Northumberland is nothing if not persistent, and also tone-deaf, and Richard’s lost patience with him. But, typically, he makes more of it than simple frustration or insult: I am no lord of thine, thou haught insulting man—which sounds like he’s saying, at first, I don’t want to be your lord, you arrogant idiot. I am no man’s lord; fair enough, he’s lost his sovereign status, although he is still, presumably, to be regarded as one of the highest nobles in the land, of royal status and descent. Being Richard, however, there’s more to come. I have no name, no title—no not that name was given me at the font—but ’tis usurped. You’ve taken everything else from me—why not my name as well? He’s underscoring the way in which he cannot separate his personal identity from his identity as king; if I’m no longer king, then I do not exist anymore. Usurped has a particular sting in the circumstances, but the font also resonates, implicitly part of the wateriness of Richard’s language, his regular recourse to washing and to weeping. He sees what is happening to him as a kind of un-baptism. A rueful moment of self-deprecation: alack the heavy day that I have worn so many winters out and know not now what name to call myself. How weird it is that I’ve got to this advanced age (heavy irony; he often looks so young) and don’t know to what name I should answer, who I am.

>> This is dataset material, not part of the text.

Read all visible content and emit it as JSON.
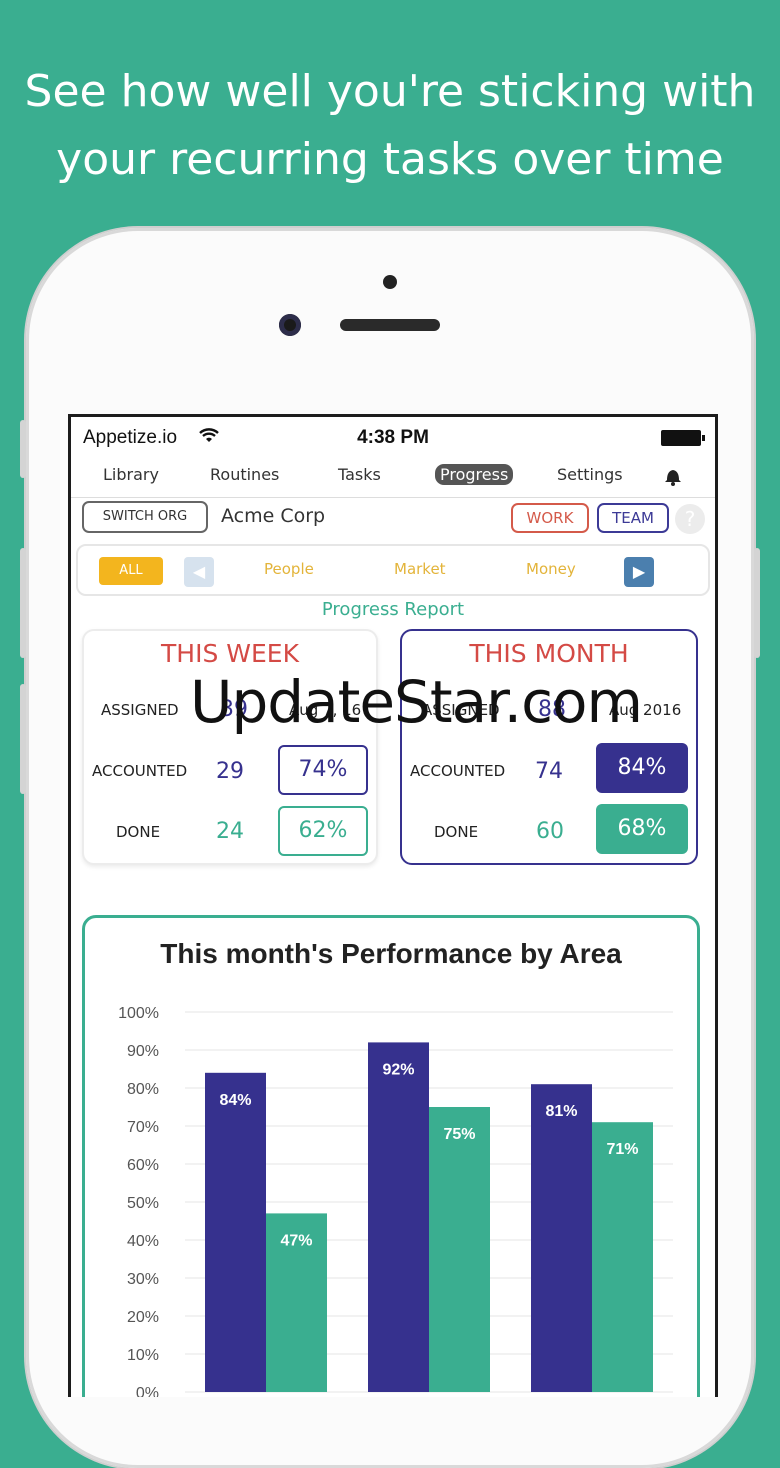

A moment of transcendent wateriness: O that I were a mockery king of snow, pathos in the suggestion of the snowman, incongruous, vivid, childlike. And Bolingbroke is now the sun, all-powerful, glorious heat and light, as Richard himself was once. I could melt myself away in water-drops. Melt myself, characteristically self-reflexive, but most of all, the urge just to disappear, not to have to be a moment longer; not simply to drown in his own tears, but a willed non-existence: I can’t do this anymore. Has Richard wept throughout these speeches? Perhaps.